Se a agência sair e levar o dashboard junto, você nunca teve controle real dos seus dados de marketing
Quando a agência sai e leva o histórico junto, o problema não é a troca de fornecedor. É que a propriedade dos dados nunca foi sua. Veja como mudar isso.

Trocar de agência deveria ser uma decisão operacional, não um desastre de dados. Quando o dashboard marketing fica na conta da agência e o contrato encerra, o histórico de campanhas, métricas e aprendizados vai embora junto, e aí fica claro que a propriedade dos dados nunca esteve no lugar certo. A questão central de dashboard marketing propriedade é mais simples do que parece: quem controla o acesso, controla a informação.
O dashboard na conta da agência é um risco estrutural

Quando o Google Analytics, o Meta Ads Manager ou qualquer ferramenta de visualização está configurado na conta da agência, a propriedade real dos dados é dela, não sua. Ao encerrar o contrato, você perde acesso ao histórico de conversões, às audiências criadas e até ao pixel instalado no site.
Isso não é uma falha de confiança: é um problema estrutural de configuração. A agência usou os recursos dela para organizar o trabalho dela, e os dados ficaram como subproduto desse arranjo.
Como a propriedade do dashboard deveria funcionar na prática
A lógica correta inverte o fluxo: a empresa cria as contas, define os acessos e concede permissão para a agência operar.
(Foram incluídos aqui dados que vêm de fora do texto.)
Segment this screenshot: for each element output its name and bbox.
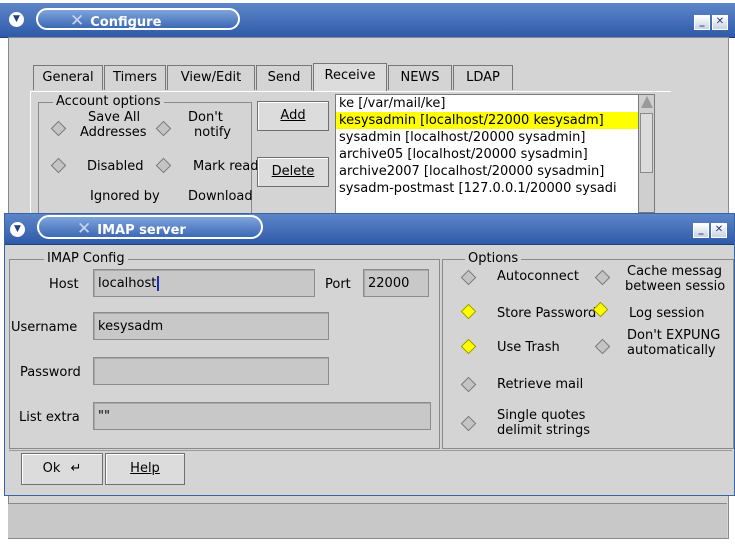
accounts-scrollbar[interactable] (638, 94, 655, 213)
delete-button[interactable]: Delete (257, 157, 329, 187)
tab-news[interactable]: NEWS (388, 65, 452, 90)
mark-read-label: Mark read (193, 159, 259, 174)
save-all-label-2: Addresses (80, 125, 147, 140)
account-options-label: Account options (53, 94, 164, 109)
text-cursor (157, 276, 160, 291)
password-input[interactable] (93, 357, 329, 385)
download-label: Download (188, 189, 253, 204)
save-all-label-1: Save All (88, 110, 141, 125)
scroll-up-icon[interactable] (641, 96, 653, 108)
tab-timers[interactable]: Timers (104, 65, 166, 90)
close-icon[interactable]: ✕ (712, 15, 728, 30)
imap-titlebar[interactable]: ▼ ✕ IMAP server _ ✕ (5, 214, 734, 245)
configure-title-pill: ✕ Configure (36, 8, 240, 31)
minimize-icon[interactable]: _ (694, 15, 710, 30)
single-quotes-label-1: Single quotes (497, 408, 586, 423)
dont-expunge-label-1: Don't EXPUNG (627, 328, 721, 343)
tab-general[interactable]: General (33, 65, 103, 90)
imap-title: IMAP server (97, 223, 186, 238)
scrollbar-thumb[interactable] (640, 113, 653, 173)
cache-messages-label-1: Cache messag (627, 264, 722, 279)
dont-notify-label-2: notify (194, 125, 231, 140)
host-input[interactable]: localhost (93, 269, 315, 297)
add-button[interactable]: Add (257, 101, 329, 131)
imap-config-label: IMAP Config (44, 251, 128, 266)
autoconnect-label: Autoconnect (497, 269, 580, 284)
retrieve-mail-label: Retrieve mail (497, 377, 584, 392)
imap-window: ▼ ✕ IMAP server _ ✕ IMAP Config Host loca… (4, 213, 735, 496)
list-item[interactable]: archive2007 [localhost/20000 sysadmin] (336, 163, 639, 180)
configure-title: Configure (90, 15, 162, 30)
list-extra-input[interactable]: "" (93, 402, 431, 430)
dont-expunge-label-2: automatically (627, 343, 716, 358)
tab-bar: General Timers View/Edit Send Receive NE… (33, 63, 513, 92)
enter-arrow-icon: ↵ (70, 461, 82, 476)
options-label: Options (465, 251, 522, 266)
accounts-list[interactable]: ke [/var/mail/ke] kesysadmin [localhost/… (335, 94, 640, 215)
list-item[interactable]: sysadm-postmast [127.0.0.1/20000 sysadi (336, 180, 639, 197)
list-item[interactable]: archive05 [localhost/20000 sysadmin] (336, 146, 639, 163)
window-menu-icon[interactable]: ▼ (9, 12, 24, 27)
ok-button[interactable]: Ok ↵ (21, 453, 103, 485)
help-button[interactable]: Help (105, 453, 185, 485)
cache-messages-label-2: between sessio (625, 279, 726, 294)
tab-send[interactable]: Send (256, 65, 312, 90)
tab-ldap[interactable]: LDAP (453, 65, 513, 90)
password-label: Password (20, 365, 81, 380)
x-logo-icon: ✕ (77, 219, 92, 239)
username-label: Username (11, 320, 78, 335)
use-trash-label: Use Trash (497, 340, 560, 355)
list-item[interactable]: sysadmin [localhost/20000 sysadmin] (336, 129, 639, 146)
tab-view-edit[interactable]: View/Edit (167, 65, 255, 90)
imap-close-icon[interactable]: ✕ (711, 223, 727, 238)
host-label: Host (49, 277, 79, 292)
disabled-label: Disabled (87, 159, 144, 174)
ignored-by-label: Ignored by (90, 189, 160, 204)
imap-title-pill: ✕ IMAP server (37, 215, 263, 239)
tab-receive[interactable]: Receive (313, 63, 387, 91)
username-input[interactable]: kesysadm (93, 312, 329, 340)
log-session-label: Log session (629, 306, 705, 321)
list-extra-label: List extra (19, 410, 80, 425)
single-quotes-label-2: delimit strings (497, 423, 591, 438)
list-item[interactable]: ke [/var/mail/ke] (336, 95, 639, 112)
configure-titlebar[interactable]: ▼ ✕ Configure _ ✕ (0, 3, 735, 38)
x-logo-icon: ✕ (70, 11, 85, 31)
configure-bottom-strip (8, 503, 727, 538)
imap-window-menu-icon[interactable]: ▼ (10, 222, 25, 237)
list-item-selected[interactable]: kesysadmin [localhost/22000 kesysadm] (336, 112, 639, 129)
dont-notify-label-1: Don't (188, 110, 223, 125)
store-password-label: Store Password (497, 306, 597, 321)
port-label: Port (325, 277, 351, 292)
port-input[interactable]: 22000 (363, 269, 429, 297)
imap-minimize-icon[interactable]: _ (693, 223, 709, 238)
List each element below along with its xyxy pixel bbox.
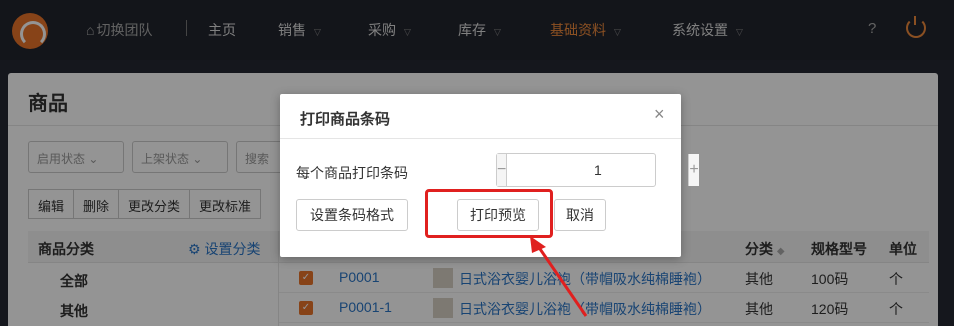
annotation-arrow [530,236,588,317]
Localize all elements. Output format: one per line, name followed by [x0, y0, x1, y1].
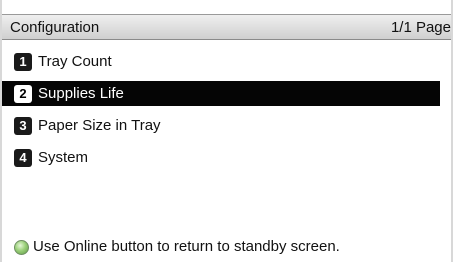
number-4-icon: 4 — [14, 148, 32, 167]
menu-item-system[interactable]: 4 System — [2, 145, 451, 170]
menu-item-label: Supplies Life — [38, 84, 124, 102]
online-button-icon — [14, 239, 29, 255]
number-1-icon: 1 — [14, 52, 32, 71]
configuration-menu: 1 Tray Count 2 Supplies Life 3 Paper Siz… — [2, 49, 451, 177]
number-3-icon: 3 — [14, 116, 32, 135]
footer-hint: Use Online button to return to standby s… — [14, 238, 340, 256]
printer-panel-screen: Configuration 1/1 Page 1 Tray Count 2 Su… — [0, 0, 453, 262]
number-2-icon: 2 — [14, 84, 32, 103]
menu-item-label: Tray Count — [38, 52, 112, 70]
menu-item-label: System — [38, 148, 89, 166]
footer-message: Use Online button to return to standby s… — [33, 238, 340, 255]
menu-item-paper-size-in-tray[interactable]: 3 Paper Size in Tray — [2, 113, 451, 138]
page-title: Configuration — [10, 19, 100, 36]
menu-item-supplies-life[interactable]: 2 Supplies Life — [2, 81, 440, 106]
menu-item-label: Paper Size in Tray — [38, 116, 161, 134]
header-bar: Configuration 1/1 Page — [2, 14, 451, 40]
page-indicator: 1/1 Page — [390, 19, 451, 36]
menu-item-tray-count[interactable]: 1 Tray Count — [2, 49, 451, 74]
A agência entra como colaboradora, não como detentora. Ferramentas como Google Analytics 4, Meta Business Suite e plataformas de BI permitem esse modelo com níveis de acesso diferenciados.
Para estruturar isso de forma sustentável, alguns pontos precisam estar resolvidos antes de qualquer contratação:
- Todas as contas de mídia e analytics criadas no CNPJ ou e-mail corporativo da empresa
- Pixel e tags instalados via conta do próprio anunciante, não da agência
- Acesso à agência concedido como usuário convidado, com permissão revisável
- Relatórios e dashboards salvos em plataforma de propriedade do contratante
- Cláusula contratual que define entrega de acessos em caso de encerramento
Dashboard marketing propriedade e gestão interna caminham juntos

Ter a propriedade dos dados não resolve nada se não existe uma rotina interna de leitura e uso dessas informações. A gestão interna precisa saber onde ficam os dados, como acessar e o que observar, mesmo que a operação de mídia fique com terceiros.
Uma equipe que depende da agência para saber o que aconteceu no mês anterior não tem controle: tem relatório. São coisas diferentes. Controle real significa conseguir acessar os números brutos, checar a evolução histórica e fazer perguntas sem depender de um intermediário para abrir o painel.
O que revisar antes de assinar ou renovar qualquer contrato de agência
A checagem deve acontecer antes da contratação, não depois que o problema aparece. Revisar os termos com foco em propriedade de dados evita que um encerramento de contrato vire uma crise operacional.
Definir claramente no contrato quem é dono de cada ativo digital, contas de anúncio, pixels, histórico de campanhas e acessos de plataforma, é o passo que garante que o dashboard marketing propriedade continue com a empresa, independentemente de qual agência opere os números no futuro. Mapeie os acessos ativos hoje e revise quem está como administrador em cada ferramenta: esse simples exercício já revela onde o controle interno precisa ser recuperado.